I replaced the shortwave antenna in the yard yesterday. The new one is an LNR Precision EF-SWL. Here's a link to the manufacturer's web site, and here's a link to the online manual. And here's a picture of what it looks like coiled up; I'd show it installed, but it's just a black wire up in the air.
This isn't exactly it, but take out the loading coil do-dad at the bottom and it's close enough for a blog post picture.
The antenna's strung as an inverted L between two trees, ground rod at the matchbox, 50' of 50 ohm coax back to the house, into a Tecsun 660, and usually into the stereo from there.
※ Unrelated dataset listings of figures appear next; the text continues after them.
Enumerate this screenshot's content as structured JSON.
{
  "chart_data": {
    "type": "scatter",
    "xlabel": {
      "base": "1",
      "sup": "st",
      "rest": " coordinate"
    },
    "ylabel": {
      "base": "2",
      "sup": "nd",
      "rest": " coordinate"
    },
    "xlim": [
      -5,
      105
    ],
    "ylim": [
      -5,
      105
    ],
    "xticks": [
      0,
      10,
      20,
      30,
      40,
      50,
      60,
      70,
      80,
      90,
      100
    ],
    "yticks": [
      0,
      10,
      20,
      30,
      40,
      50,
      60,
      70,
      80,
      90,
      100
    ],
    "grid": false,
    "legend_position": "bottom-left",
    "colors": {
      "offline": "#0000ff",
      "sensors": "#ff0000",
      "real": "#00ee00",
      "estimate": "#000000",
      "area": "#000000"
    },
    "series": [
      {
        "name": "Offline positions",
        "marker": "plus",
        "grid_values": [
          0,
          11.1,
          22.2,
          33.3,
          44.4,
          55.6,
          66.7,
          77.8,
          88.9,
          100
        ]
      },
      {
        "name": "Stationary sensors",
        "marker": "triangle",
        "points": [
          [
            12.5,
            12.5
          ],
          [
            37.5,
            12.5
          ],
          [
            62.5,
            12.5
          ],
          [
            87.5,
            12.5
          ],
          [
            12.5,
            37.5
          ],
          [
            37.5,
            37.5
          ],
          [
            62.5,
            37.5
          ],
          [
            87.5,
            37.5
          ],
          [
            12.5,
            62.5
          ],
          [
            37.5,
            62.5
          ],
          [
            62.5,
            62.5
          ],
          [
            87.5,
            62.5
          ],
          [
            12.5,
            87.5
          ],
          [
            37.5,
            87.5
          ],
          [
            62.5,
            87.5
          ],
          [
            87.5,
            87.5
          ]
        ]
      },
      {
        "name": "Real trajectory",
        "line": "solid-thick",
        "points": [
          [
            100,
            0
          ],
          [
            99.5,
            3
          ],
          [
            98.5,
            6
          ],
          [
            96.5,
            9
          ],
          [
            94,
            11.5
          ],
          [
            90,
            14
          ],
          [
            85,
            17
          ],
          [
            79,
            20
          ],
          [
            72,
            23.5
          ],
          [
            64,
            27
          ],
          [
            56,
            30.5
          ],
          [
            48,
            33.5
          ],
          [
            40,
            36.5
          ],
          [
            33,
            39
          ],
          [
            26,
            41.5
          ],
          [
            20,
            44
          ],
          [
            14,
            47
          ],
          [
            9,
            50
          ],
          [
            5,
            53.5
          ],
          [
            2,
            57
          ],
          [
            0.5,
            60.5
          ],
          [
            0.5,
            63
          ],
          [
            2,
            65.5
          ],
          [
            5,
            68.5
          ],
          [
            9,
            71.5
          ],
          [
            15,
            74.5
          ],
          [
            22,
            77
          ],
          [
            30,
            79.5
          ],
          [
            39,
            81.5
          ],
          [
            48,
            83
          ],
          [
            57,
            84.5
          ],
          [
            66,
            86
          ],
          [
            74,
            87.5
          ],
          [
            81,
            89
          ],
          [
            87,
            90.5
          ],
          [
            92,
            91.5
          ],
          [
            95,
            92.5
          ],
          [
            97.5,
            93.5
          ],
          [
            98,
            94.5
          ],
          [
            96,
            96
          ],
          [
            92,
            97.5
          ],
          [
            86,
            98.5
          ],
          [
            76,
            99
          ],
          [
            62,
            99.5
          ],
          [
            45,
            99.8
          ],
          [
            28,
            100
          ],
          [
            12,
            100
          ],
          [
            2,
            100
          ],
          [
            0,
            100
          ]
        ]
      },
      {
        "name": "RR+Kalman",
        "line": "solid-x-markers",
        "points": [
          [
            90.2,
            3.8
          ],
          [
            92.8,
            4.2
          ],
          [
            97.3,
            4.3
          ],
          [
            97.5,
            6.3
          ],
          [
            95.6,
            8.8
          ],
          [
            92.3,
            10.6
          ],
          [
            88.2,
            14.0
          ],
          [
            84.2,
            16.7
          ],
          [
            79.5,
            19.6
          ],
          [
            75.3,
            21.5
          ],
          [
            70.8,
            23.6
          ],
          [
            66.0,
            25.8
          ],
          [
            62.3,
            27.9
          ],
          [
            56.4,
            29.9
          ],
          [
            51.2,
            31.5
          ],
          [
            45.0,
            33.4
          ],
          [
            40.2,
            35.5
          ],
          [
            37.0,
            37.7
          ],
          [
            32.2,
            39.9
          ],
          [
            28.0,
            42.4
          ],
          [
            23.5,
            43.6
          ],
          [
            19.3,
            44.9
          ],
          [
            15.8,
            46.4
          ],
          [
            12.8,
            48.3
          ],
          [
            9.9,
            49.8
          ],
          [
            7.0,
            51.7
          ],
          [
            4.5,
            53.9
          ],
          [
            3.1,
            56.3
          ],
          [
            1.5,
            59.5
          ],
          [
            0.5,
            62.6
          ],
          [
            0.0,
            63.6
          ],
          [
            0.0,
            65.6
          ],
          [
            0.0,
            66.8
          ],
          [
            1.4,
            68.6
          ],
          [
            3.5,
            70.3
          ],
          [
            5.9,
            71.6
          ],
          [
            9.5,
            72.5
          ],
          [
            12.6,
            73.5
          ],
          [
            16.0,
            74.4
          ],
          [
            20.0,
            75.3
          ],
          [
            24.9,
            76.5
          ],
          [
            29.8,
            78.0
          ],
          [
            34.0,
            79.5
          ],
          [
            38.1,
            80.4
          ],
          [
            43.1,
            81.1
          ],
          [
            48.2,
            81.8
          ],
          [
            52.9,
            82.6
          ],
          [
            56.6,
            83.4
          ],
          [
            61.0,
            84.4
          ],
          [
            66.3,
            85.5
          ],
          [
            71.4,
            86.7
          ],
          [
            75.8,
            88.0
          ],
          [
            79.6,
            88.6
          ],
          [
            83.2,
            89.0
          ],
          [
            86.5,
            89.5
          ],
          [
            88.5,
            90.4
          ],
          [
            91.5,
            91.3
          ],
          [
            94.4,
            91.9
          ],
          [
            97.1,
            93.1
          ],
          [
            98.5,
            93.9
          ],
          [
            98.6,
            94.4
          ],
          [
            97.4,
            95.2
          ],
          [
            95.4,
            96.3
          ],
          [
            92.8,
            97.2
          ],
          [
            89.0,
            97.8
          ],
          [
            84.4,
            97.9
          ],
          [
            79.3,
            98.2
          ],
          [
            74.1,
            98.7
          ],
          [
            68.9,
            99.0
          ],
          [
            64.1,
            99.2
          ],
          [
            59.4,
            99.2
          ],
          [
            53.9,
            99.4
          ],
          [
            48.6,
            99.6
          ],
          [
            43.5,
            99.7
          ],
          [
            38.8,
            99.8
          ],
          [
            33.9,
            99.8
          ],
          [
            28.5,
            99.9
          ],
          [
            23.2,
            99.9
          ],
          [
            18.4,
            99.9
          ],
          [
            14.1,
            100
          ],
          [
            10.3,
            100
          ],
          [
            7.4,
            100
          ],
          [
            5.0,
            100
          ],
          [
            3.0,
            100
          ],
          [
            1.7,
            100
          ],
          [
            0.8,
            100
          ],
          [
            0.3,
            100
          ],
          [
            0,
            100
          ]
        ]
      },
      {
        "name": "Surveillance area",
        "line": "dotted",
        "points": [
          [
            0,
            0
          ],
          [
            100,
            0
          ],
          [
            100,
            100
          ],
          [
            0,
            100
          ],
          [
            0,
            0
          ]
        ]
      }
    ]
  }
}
This replaces a very similar setup I've been using for years, except that the old antenna did not have a matchbox transformer, nor was it grounded out by the feed point. With the matchbox (i.e., without that horrendous mismatch at the end of the longwire), signals are much stronger and more intelligible. Using the 660's scan feature with either antenna gave about the same number of hits, but with the EF-SWL about 4x the number of signals are strong and clean enough to use. So that was worthwhile. Stations like the Dutch Mighty KBC (60's-70's pop/nostalgia) and Radio Romania International (classical) were perfectly listenable – a first in this household.
I monkeyed around a little with the grounding options, but in the end there were no discernible differences so posts #2 & #3 are tied to a ground rod at the feed point. Other than some raspy bursts that a noise blanker would take out, the noise level and overall SW reception are nearly on par with my Yaesu 450D ham radio and its 40/80m dipole. From that I'll conclude that the ground configuration is either right or so close that it doesn't matter. Of course for a clean signal, the Tecsun piped through a decent stereo sounds much better than the ham rig piped through a voice comms-optimized (i.e., tinny sounding) speaker.
Twenty four hours in, I've gotten a fair sample of how this antenna performs, and I'm keeping it. Sure, I'd be more of a "real radio guy" if I'd home-brewed the matchbox. But right now I just can't find the time, the project kept sliding, and hey it got done and things are working, working better than ever.
ps: It's a pretty good performer on FM too. I'm getting some of the fringe stations out of New Orleans a good bit better, at least well enough to make listening to their music tolerable. Again, smoothing over that impedance mismatch between the longwire and the feed line fixed the problem. It is good to hear WWOZ clearly again.